En ce qui concerne les moteurs de recherche, on peut choisir Qwant. Et comme navigateur Internet, Mozilla Firefox plutôt que Google Chrome ou Internet Explorer. Plus largement, la question des systèmes d’exploitations libres – comme alternative à Microsoft – est liée. Framasoft et le CHATONS privilégient et militent pour l’utilisation des systèmes GNU/Linux tels Debian, Ubuntu ou Linuxmint. Un changement de système d’exploitation sur un ordinateur représente cependant un changement d’habitude bien plus sérieux que simplement remplacer les services en ligne.

Parmi les services mentionnés, une grande partie fonctionne selon le protocole ouvert « ActivityPub », qui permet un fonctionnement décentralisé où un nombre indéfini de serveurs peuvent s’interconnecter. La galaxie de services ainsi apparue est appelée Fediverse, un mot-valise qui vient de l’anglais, une combinaison entre « fédération » et « univers ». Techniquement parlant, c’est un ensemble de serveurs indépendants, organisés en réseau, dont l’objectif est de partager des messages publics courts : c’est-à-dire de communiquer, et ainsi de se fédérer.

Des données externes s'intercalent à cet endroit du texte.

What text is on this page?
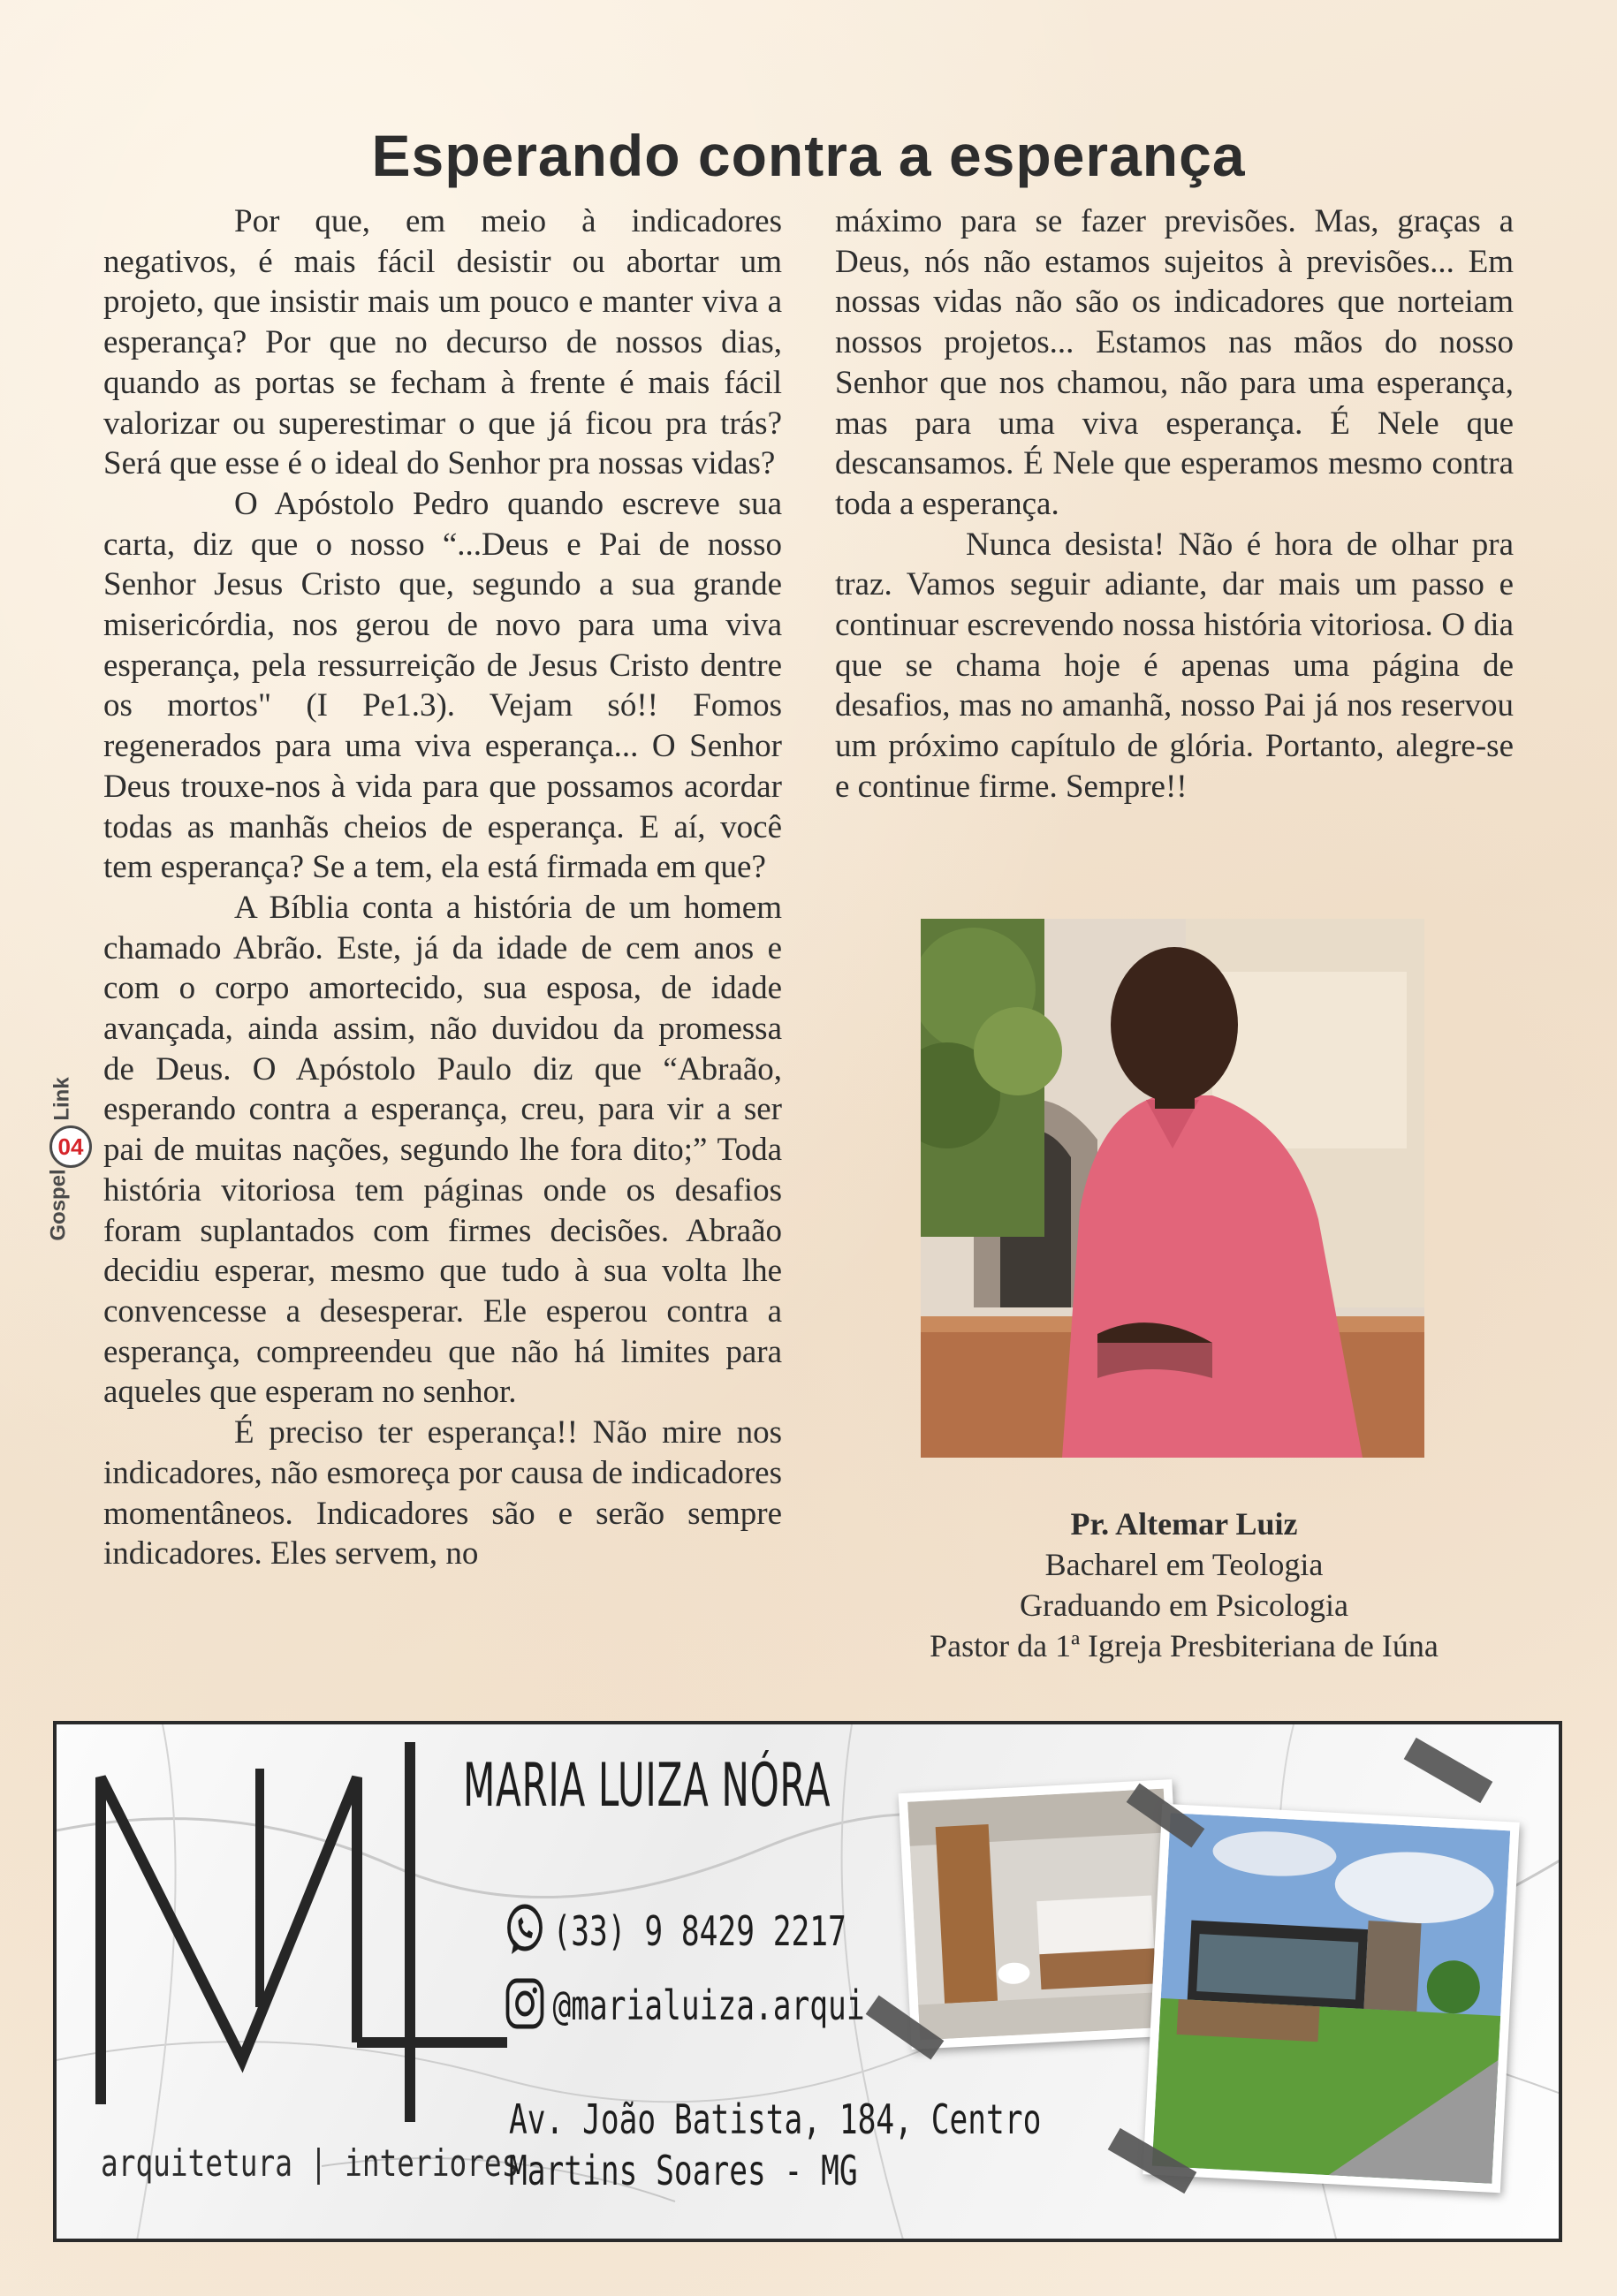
Esperando contra a esperança

Por que, em meio à indicadores negativos, é mais fácil desistir ou abortar um projeto, que insistir mais um pouco e manter viva a esperança? Por que no decurso de nossos dias, quando as portas se fecham à frente é mais fácil valorizar ou superestimar o que já ficou pra trás? Será que esse é o ideal do Senhor pra nossas vidas?

O Apóstolo Pedro quando escreve sua carta, diz que o nosso “...Deus e Pai de nosso Senhor Jesus Cristo que, segundo a sua grande misericórdia, nos gerou de novo para uma viva esperança, pela ressurreição de Jesus Cristo dentre os mortos" (I Pe1.3). Vejam só!! Fomos regenerados para uma viva esperança... O Senhor Deus trouxe-nos à vida para que possamos acordar todas as manhãs cheios de esperança. E aí, você tem esperança? Se a tem, ela está firmada em que?

A Bíblia conta a história de um homem chamado Abrão. Este, já da idade de cem anos e com o corpo amortecido, sua esposa, de idade avançada, ainda assim, não duvidou da promessa de Deus. O Apóstolo Paulo diz que “Abraão, esperando contra a esperança, creu, para vir a ser pai de muitas nações, segundo lhe fora dito;” Toda história vitoriosa tem páginas onde os desafios foram suplantados com firmes decisões. Abraão decidiu esperar, mesmo que tudo à sua volta lhe convencesse a desesperar. Ele esperou contra a esperança, compreendeu que não há limites para aqueles que esperam no senhor.

É preciso ter esperança!! Não mire nos indicadores, não esmoreça por causa de indicadores momentâneos. Indicadores são e serão sempre indicadores. Eles servem, no

máximo para se fazer previsões. Mas, graças a Deus, nós não estamos sujeitos à previsões... Em nossas vidas não são os indicadores que norteiam nossos projetos... Estamos nas mãos do nosso Senhor que nos chamou, não para uma esperança, mas para uma viva esperança. É Nele que descansamos. É Nele que esperamos mesmo contra toda a esperança.

Nunca desista! Não é hora de olhar pra traz. Vamos seguir adiante, dar mais um passo e continuar escrevendo nossa história vitoriosa. O dia que se chama hoje é apenas uma página de desafios, mas no amanhã, nosso Pai já nos reservou um próximo capítulo de glória. Portanto, alegre-se e continue firme. Sempre!!

Link
04
Gospel
Pr. Altemar Luiz
Bacharel em Teologia
Graduando em Psicologia
Pastor da 1ª Igreja Presbiteriana de Iúna
arquitetura | interiores
MARIA LUIZA NÓRA
(33) 9 8429 2217
@marialuiza.arqui
Av. João Batista, 184, Centro
Martins Soares - MG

Cette fédération d’initiatives et de services se base sur le principe d’archipélisation, théorisé par Edouard Glissant, écrivain, poète, philosophe martiniquais. Ce principe est simple : il s’agit d’un « ensemble de petites structures indépendantes dont la capacité de développement repose sur la coopération, la mutualisation », c’est-à-dire, un « réseau de petites structures agiles et flexibles reliées entre elles par des outils conviviaux » au sens d’Ivan Illich. Permettant de dépasser la notion de centre et de périphérie, « l’objectif n’est donc plus de construire un mouvement unique, monolithique, mais bien d’envisager l’avancée des luttes sous forme de coopérations entre ces différents îlots, sans essayer de se convaincre de tous faire la même chose. » Choisir de s’impliquer dans cet archipel peut se faire à différents niveaux : mais commencer par le découvrir, utiliser ses services (plutôt que ceux des GAFAM) et le soutenir en en parlant autour de nous, c’est déjà faire partie du projet d’émancipation collective.